Lavarsi le mani: contro coronavirus e altre epidemie
Incentivare l’abitudine a lavarsi le mani nei 10 aeroporti meglio collegati alle zone colpite da infezioni virali rallenterebbe in modo significativo la corsa dei patogeni. Lo rivela uno studio pubblicato il 23 dicembre 2019, prima che la portata dell’epidemia da coronavirus 2019-nCOV emergesse in modo chiaro. La ricerca pubblicata su Risk Analysis risulta oggi di stringente attualità, anche se non riguarda nello specifico il nuovo coronavirus, ma tutte le malattie infettive a partire dall’influenza.
VIAGGIATORI-UNTORI. Dall’analisi si vede che i viaggiatori affrontano in modo superficiale il tema dell’igiene delle mani, persino in luoghi sporchi e affollati come gli aeroporti, pieni di superfici – i braccioli delle sedie, le maniglie dei bagni, i banchi dei check-in, i vassoi del controllo bagagli – toccati ogni giorno da milioni di persone provenienti da ogni parte del mondo. Solo il 20% di chi transita negli scali ha mani pulite, ossia lavate con acqua e sapone per almeno 15 secondi nell’ultima ora. Il rimanente 80% è potenziale diffusore di patogeni nel tempo che intercorre tra un volo e l’altro.
C’È LAVAGGIO E LAVAGGIO. Un precedente studio dell’American Society for Microbiology stima che solamente il 70% delle persone che usano una toilette aeroportuale si lava le mani prima di uscire dal bagno. Come se non bastasse, soltanto la metà di questi lo fa correttamente: gli altri si accontentano di una sciacquatina veloce con acqua. Migliorare l’igiene delle mani tra chi viaggia in aereo potrebbe triplicare la percentuale di persone con le mani pulite in aeroporto, portandola al 60%: per i ricercatori, ciò rallenterebbe la trasmissione globale delle malattie infettive del 70%.
FOCALIZZARE GLI SFORZI. Pensare di riuscirci in tutti gli aeroporti è un obiettivo del tutto irrealistico. Tuttavia, concentrarsi sui 10 aeroporti più significativi per la potenziale diffusione di un’infezione (per la loro posizione e per le città a cui sono collegati), consentirebbe di arrivare a un risultato già molto positivo: intensificare gli inviti a lavarsi le mani in questi scali ridurrebbe i contagi del 37%.
Il team ha individuato i 120 aeroporti che più contribuiscono alla diffusione dei patogeni, che non sono necessariamente i più affollati. Nell’elenco compaiono, per esempio, quelli di Tokyo (Narita) e Honolulu, che pur essendo rispettivamente il 46esimo e il 117esimo per traffico totale, contribuiscono in modo importante alla diffusione di malattie infettive perché condividono tre caratteristiche: hanno connessioni dirette con i più grandi hub aeroportuali del mondo; gestiscono voli internazionali a lungo raggio; e si trovano in aree geografiche di connessione tra Oriente e Occidente.

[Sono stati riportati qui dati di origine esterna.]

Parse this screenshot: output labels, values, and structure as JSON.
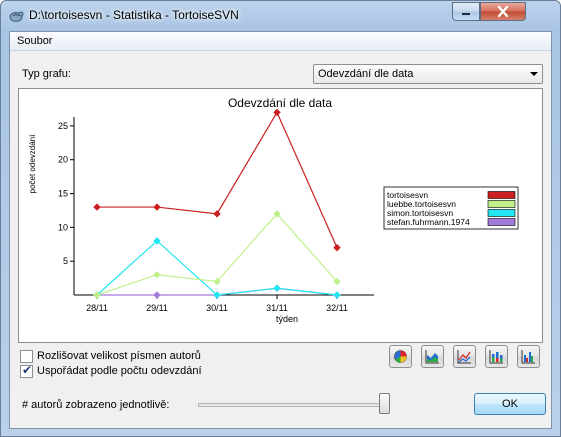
{
  "window": {
    "title": "D:\\tortoisesvn - Statistika - TortoiseSVN"
  },
  "menu": {
    "items": [
      "Soubor"
    ]
  },
  "graph_type": {
    "label": "Typ grafu:",
    "selected": "Odevzdání dle data"
  },
  "chart_data": {
    "type": "line",
    "title": "Odevzdání dle data",
    "xlabel": "týden",
    "ylabel": "počet odevzdání",
    "categories": [
      "28/11",
      "29/11",
      "30/11",
      "31/11",
      "32/11"
    ],
    "yticks": [
      5,
      10,
      15,
      20,
      25
    ],
    "ylim": [
      0,
      27.5
    ],
    "grid": false,
    "legend_position": "right",
    "series": [
      {
        "name": "tortoisesvn",
        "color": "#cc1f1f",
        "values": [
          13,
          13,
          12,
          27,
          7
        ]
      },
      {
        "name": "luebbe.tortoisesvn",
        "color": "#c0f08a",
        "values": [
          0,
          3,
          2,
          12,
          2
        ]
      },
      {
        "name": "simon.tortoisesvn",
        "color": "#22e6f2",
        "values": [
          0,
          8,
          0,
          1,
          0
        ]
      },
      {
        "name": "stefan.fuhrmann.1974",
        "color": "#a47bdc",
        "values": [
          0,
          0,
          0,
          1,
          0
        ]
      }
    ]
  },
  "options": {
    "case_sensitive_label": "Rozlišovat velikost písmen autorů",
    "case_sensitive_checked": false,
    "sort_by_commits_label": "Uspořádat podle počtu odevzdání",
    "sort_by_commits_checked": true
  },
  "chart_type_buttons": [
    "pie-chart-icon",
    "area-chart-icon",
    "line-chart-icon",
    "stacked-bar-icon",
    "bar-chart-icon"
  ],
  "authors_slider": {
    "label": "# autorů zobrazeno jednotlivě:",
    "value_fraction": 1.0
  },
  "ok_button": {
    "label": "OK"
  }
}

IL TEMPO DELLA PREVENZIONE. Individuare i 10 aeroporti più coinvolti nell’ipotetica trasmissione di una malattia infettiva, e concentrare lì le campagne informative sull’importanza di lavarsi le mani (attraverso cartelloni, annunci ai passeggeri, diffusione di lavandini anche all’esterno dei bagni) agirebbe come un freno tirato sulla progressione di epidemie. Del resto, l’invito a lavarsi le mani è la misura principale consigliata dall’OMS contro il nuovo coronavirus: le mani vanno lavate regolarmente con acqua e sapone (o in assenza d’acqua con disinfettanti a base di alcol) e asciugate con cura, strofinando palmi, dorsi e l’interno delle dita, per una durata di tempo sufficiente a canticchiare a mente per un paio di volte di fila “happy birthday”.